Acclaimed local doctor authors ‘Essential’ medical resource

BY SUSAN MARGOLIS BALK, SPECIAL TO THE JEWISH LIGHT

St Louis’s highly-regarded physician, George Grossberg, professor of geriatric psychiatry at St Louis University School of Medicine, has written The Essential Herb-Drug-Vitamin Interaction Guide .

Unlike most titles which are full of hype and hyperbole, this book really is an “essential” one for those who use medications and supplements together. When he realized that many of his patients were taking over-the-counter herbs, vitamins and supplements while also taking prescription medications, he began to wonder if their primary care doctors were aware of the harm these supplements can cause when mixed with prescriptions. After researching this question, he concluded that more often than not his patients and their primary care doctors were unaware of the dangers of the common practice of combining different kinds of meds to find relief from headaches, back pain, arthritis, insomnia, depression, menstrual difficulties, menopausal symptoms, and sexual difficulties.

Here are a few examples of dangerous combos from the book :

1. Using Echinacea to ward off a cold while on Tylenol can severely damage your liver

2. St John’s wort can relieve depression but also weaken the effectiveness of birth control pills and cause breakthrough bleeding

3. Using ginkgo biloba for memory while also on aspirin or other blood thinners may cause excessive bleeding

4. Taking kava while drinking alcohol may be toxic and can cause depression

5. Diabetics who take panax ginseng can dangerously lower their bood sugar

6. Taking garlic to treat high cholesterol may lower blood pressure

7. Drinking green tea for an upset stomach can lead to false-positive results for some forms of cancer.

The book sounds daunting because it is so full of information, but it is a reference book, so relax. It is organized in alphabetical order by herb. It provides detailed information for each supplement, including recommended dosages, contraindicated drugs, history and usage, lab test results that may be altered by use of a supplement as well as lists of diseases that supplements may worsen.

“If you’re taking an herb, beware the medicine,” Grossberg warns.
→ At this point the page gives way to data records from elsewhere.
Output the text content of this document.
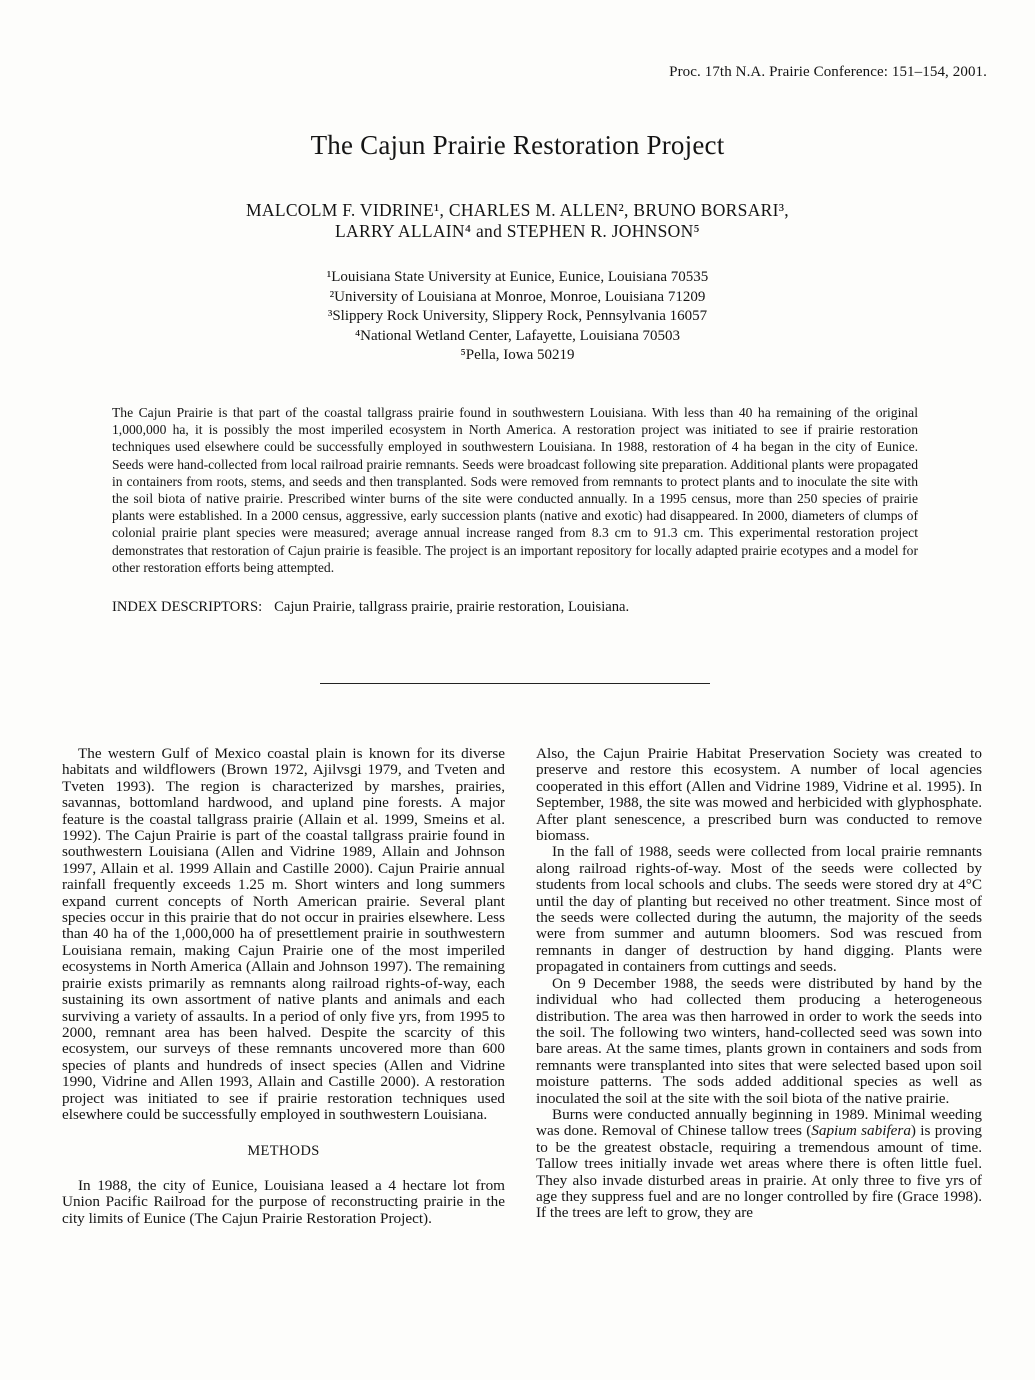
Proc. 17th N.A. Prairie Conference: 151–154, 2001.
The Cajun Prairie Restoration Project
MALCOLM F. VIDRINE¹, CHARLES M. ALLEN², BRUNO BORSARI³,
LARRY ALLAIN⁴ and STEPHEN R. JOHNSON⁵
¹Louisiana State University at Eunice, Eunice, Louisiana 70535
²University of Louisiana at Monroe, Monroe, Louisiana 71209
³Slippery Rock University, Slippery Rock, Pennsylvania 16057
⁴National Wetland Center, Lafayette, Louisiana 70503
⁵Pella, Iowa 50219
The Cajun Prairie is that part of the coastal tallgrass prairie found in southwestern Louisiana. With less than 40 ha remaining of the original 1,000,000 ha, it is possibly the most imperiled ecosystem in North America. A restoration project was initiated to see if prairie restoration techniques used elsewhere could be successfully employed in southwestern Louisiana. In 1988, restoration of 4 ha began in the city of Eunice. Seeds were hand-collected from local railroad prairie remnants. Seeds were broadcast following site preparation. Additional plants were propagated in containers from roots, stems, and seeds and then transplanted. Sods were removed from remnants to protect plants and to inoculate the site with the soil biota of native prairie. Prescribed winter burns of the site were conducted annually. In a 1995 census, more than 250 species of prairie plants were established. In a 2000 census, aggressive, early succession plants (native and exotic) had disappeared. In 2000, diameters of clumps of colonial prairie plant species were measured; average annual increase ranged from 8.3 cm to 91.3 cm. This experimental restoration project demonstrates that restoration of Cajun prairie is feasible. The project is an important repository for locally adapted prairie ecotypes and a model for other restoration efforts being attempted.
INDEX DESCRIPTORS: Cajun Prairie, tallgrass prairie, prairie restoration, Louisiana.

The western Gulf of Mexico coastal plain is known for its diverse habitats and wildflowers (Brown 1972, Ajilvsgi 1979, and Tveten and Tveten 1993). The region is characterized by marshes, prairies, savannas, bottomland hardwood, and upland pine forests. A major feature is the coastal tallgrass prairie (Allain et al. 1999, Smeins et al. 1992). The Cajun Prairie is part of the coastal tallgrass prairie found in southwestern Louisiana (Allen and Vidrine 1989, Allain and Johnson 1997, Allain et al. 1999 Allain and Castille 2000). Cajun Prairie annual rainfall frequently exceeds 1.25 m. Short winters and long summers expand current concepts of North American prairie. Several plant species occur in this prairie that do not occur in prairies elsewhere. Less than 40 ha of the 1,000,000 ha of presettlement prairie in southwestern Louisiana remain, making Cajun Prairie one of the most imperiled ecosystems in North America (Allain and Johnson 1997). The remaining prairie exists primarily as remnants along railroad rights-of-way, each sustaining its own assortment of native plants and animals and each surviving a variety of assaults. In a period of only five yrs, from 1995 to 2000, remnant area has been halved. Despite the scarcity of this ecosystem, our surveys of these remnants uncovered more than 600 species of plants and hundreds of insect species (Allen and Vidrine 1990, Vidrine and Allen 1993, Allain and Castille 2000). A restoration project was initiated to see if prairie restoration techniques used elsewhere could be successfully employed in southwestern Louisiana.

METHODS

In 1988, the city of Eunice, Louisiana leased a 4 hectare lot from Union Pacific Railroad for the purpose of reconstructing prairie in the city limits of Eunice (The Cajun Prairie Restoration Project).

Also, the Cajun Prairie Habitat Preservation Society was created to preserve and restore this ecosystem. A number of local agencies cooperated in this effort (Allen and Vidrine 1989, Vidrine et al. 1995). In September, 1988, the site was mowed and herbicided with glyphosphate. After plant senescence, a prescribed burn was conducted to remove biomass.

In the fall of 1988, seeds were collected from local prairie remnants along railroad rights-of-way. Most of the seeds were collected by students from local schools and clubs. The seeds were stored dry at 4°C until the day of planting but received no other treatment. Since most of the seeds were collected during the autumn, the majority of the seeds were from summer and autumn bloomers. Sod was rescued from remnants in danger of destruction by hand digging. Plants were propagated in containers from cuttings and seeds.

On 9 December 1988, the seeds were distributed by hand by the individual who had collected them producing a heterogeneous distribution. The area was then harrowed in order to work the seeds into the soil. The following two winters, hand-collected seed was sown into bare areas. At the same times, plants grown in containers and sods from remnants were transplanted into sites that were selected based upon soil moisture patterns. The sods added additional species as well as inoculated the soil at the site with the soil biota of the native prairie.

Burns were conducted annually beginning in 1989. Minimal weeding was done. Removal of Chinese tallow trees (Sapium sabifera) is proving to be the greatest obstacle, requiring a tremendous amount of time. Tallow trees initially invade wet areas where there is often little fuel. They also invade disturbed areas in prairie. At only three to five yrs of age they suppress fuel and are no longer controlled by fire (Grace 1998). If the trees are left to grow, they are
“If you’re taking chaparral, comfrey, Echinacea, kava kava, or skullcap, an alarm bell should ring if your doctor prescribes a statin drug for your elevated cholesterol. Mixing Lipitor with any of these herbs can trigger potentially fatal liver damage.
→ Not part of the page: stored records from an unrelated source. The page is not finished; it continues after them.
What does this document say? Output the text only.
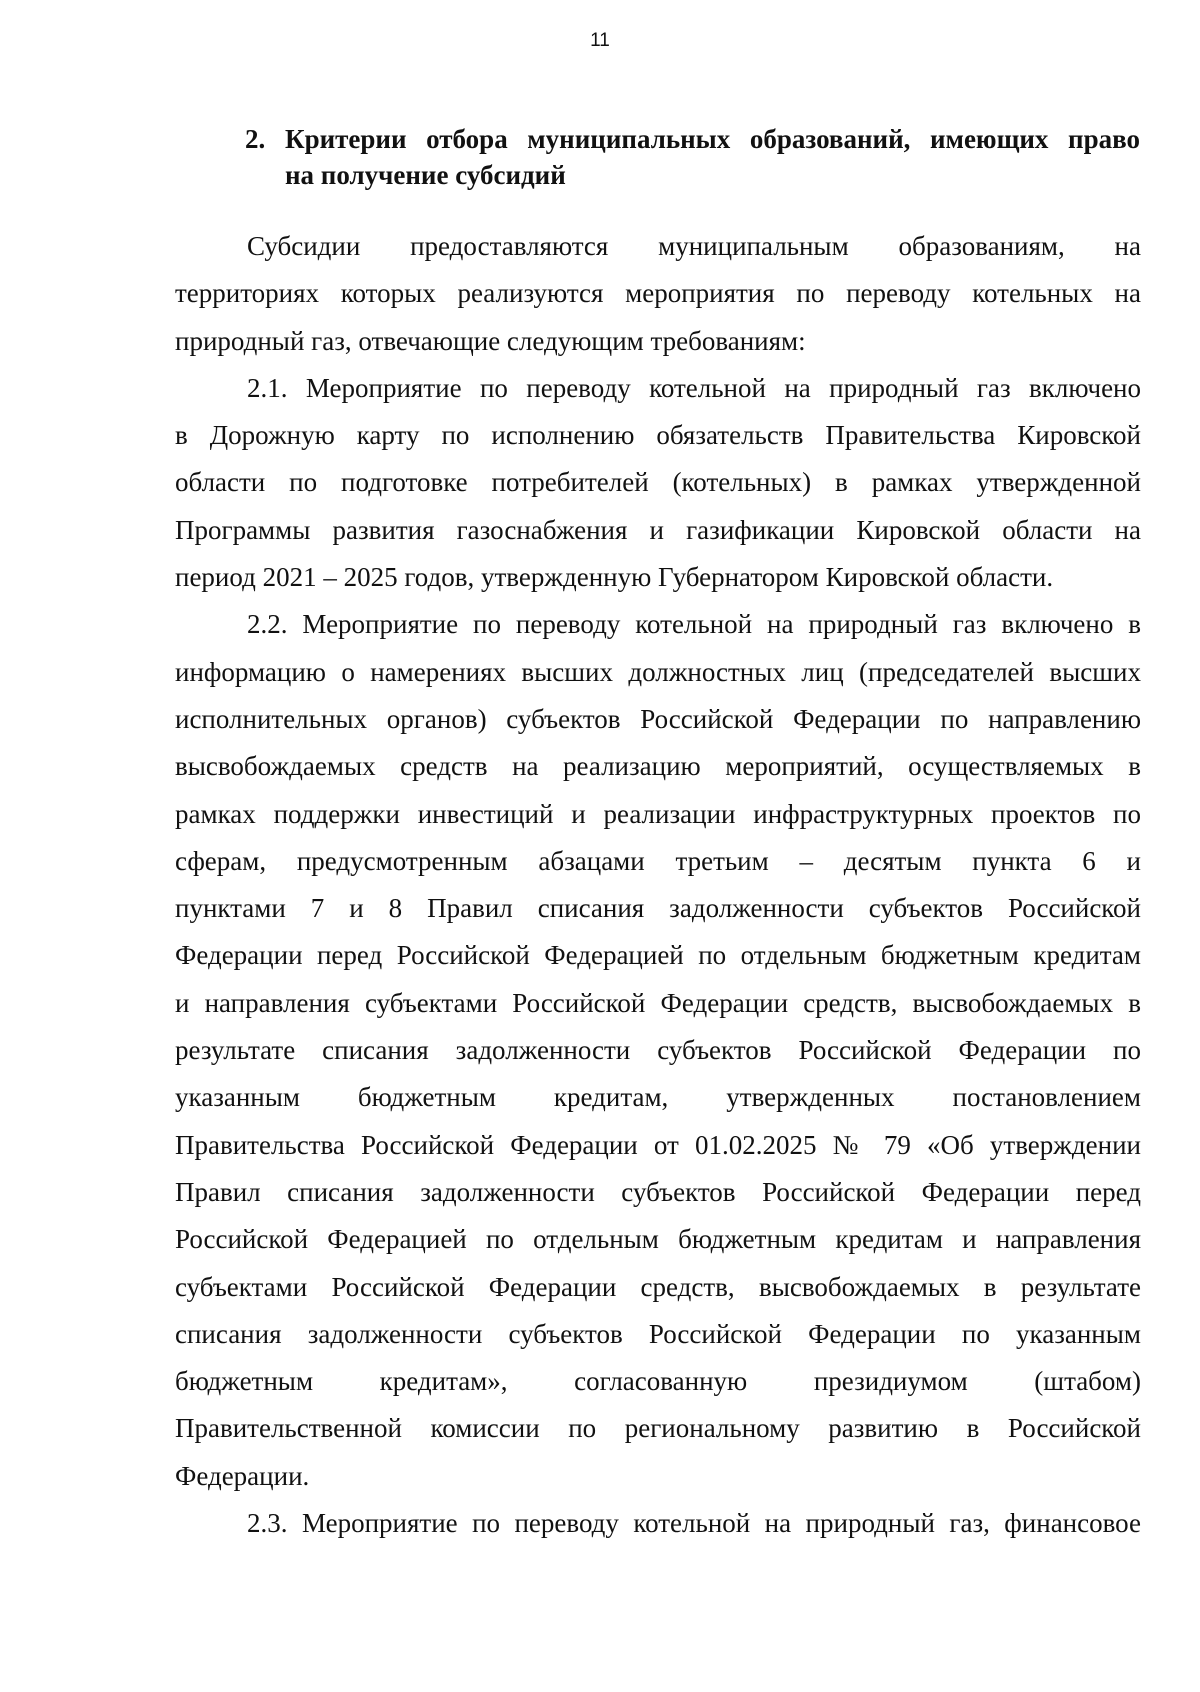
11
2. Критерии отбора муниципальных образований, имеющих право
на получение субсидий
Субсидии предоставляются муниципальным образованиям, на
территориях которых реализуются мероприятия по переводу котельных на
природный газ, отвечающие следующим требованиям:
2.1. Мероприятие по переводу котельной на природный газ включено
в Дорожную карту по исполнению обязательств Правительства Кировской
области по подготовке потребителей (котельных) в рамках утвержденной
Программы развития газоснабжения и газификации Кировской области на
период 2021 – 2025 годов, утвержденную Губернатором Кировской области.
2.2. Мероприятие по переводу котельной на природный газ включено в
информацию о намерениях высших должностных лиц (председателей высших
исполнительных органов) субъектов Российской Федерации по направлению
высвобождаемых средств на реализацию мероприятий, осуществляемых в
рамках поддержки инвестиций и реализации инфраструктурных проектов по
сферам, предусмотренным абзацами третьим – десятым пункта 6 и
пунктами 7 и 8 Правил списания задолженности субъектов Российской
Федерации перед Российской Федерацией по отдельным бюджетным кредитам
и направления субъектами Российской Федерации средств, высвобождаемых в
результате списания задолженности субъектов Российской Федерации по
указанным бюджетным кредитам, утвержденных постановлением
Правительства Российской Федерации от 01.02.2025 № 79 «Об утверждении
Правил списания задолженности субъектов Российской Федерации перед
Российской Федерацией по отдельным бюджетным кредитам и направления
субъектами Российской Федерации средств, высвобождаемых в результате
списания задолженности субъектов Российской Федерации по указанным
бюджетным кредитам», согласованную президиумом (штабом)
Правительственной комиссии по региональному развитию в Российской
Федерации.
2.3. Мероприятие по переводу котельной на природный газ, финансовое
“If you’re taking chamomile, feverfew, garlic, ginger, or passion flower, beware of using NSAIDS for your arthritis pain. Combining NSAIDS with any of these herbs can cause intestinal bleeding.

“If you’re taking borage seed oil, fennel oil, ginkgo biloba, St. John’s wort or wormwood, think twice before taking antidepressants. When antidepressants are mixed with any of these herbs, your risk of seizures can increase markedly.

“If you’re taking aloe, buckthorn, cascara, Chinese rhubarb, licorice, or senna, beware if your doctor prescribes Vascor for your angina. Adding Vascor to any of these herbs can trigger an irregular heartbeat, which is a potentially fatal condition.”

Grossberg is quick to point out that this is not an “anti-herb” or “anti-medicine” book.

He just wants to see “both types of remedies used properly, safely and efficaciously, whether taken alone or together.”

Dr. George Grossberg, co-author of “The Essential Herb-Drug-Vitamin Interaction Guide,” published by Broadway Books, will speak as part of the “Missouri’s Own” program, moderated by KMOX 1120’s Charlie Brennan. The program takes place on Friday, Nov. 9 at 1 p.m.

Admission: $12 or free with festival series ticket.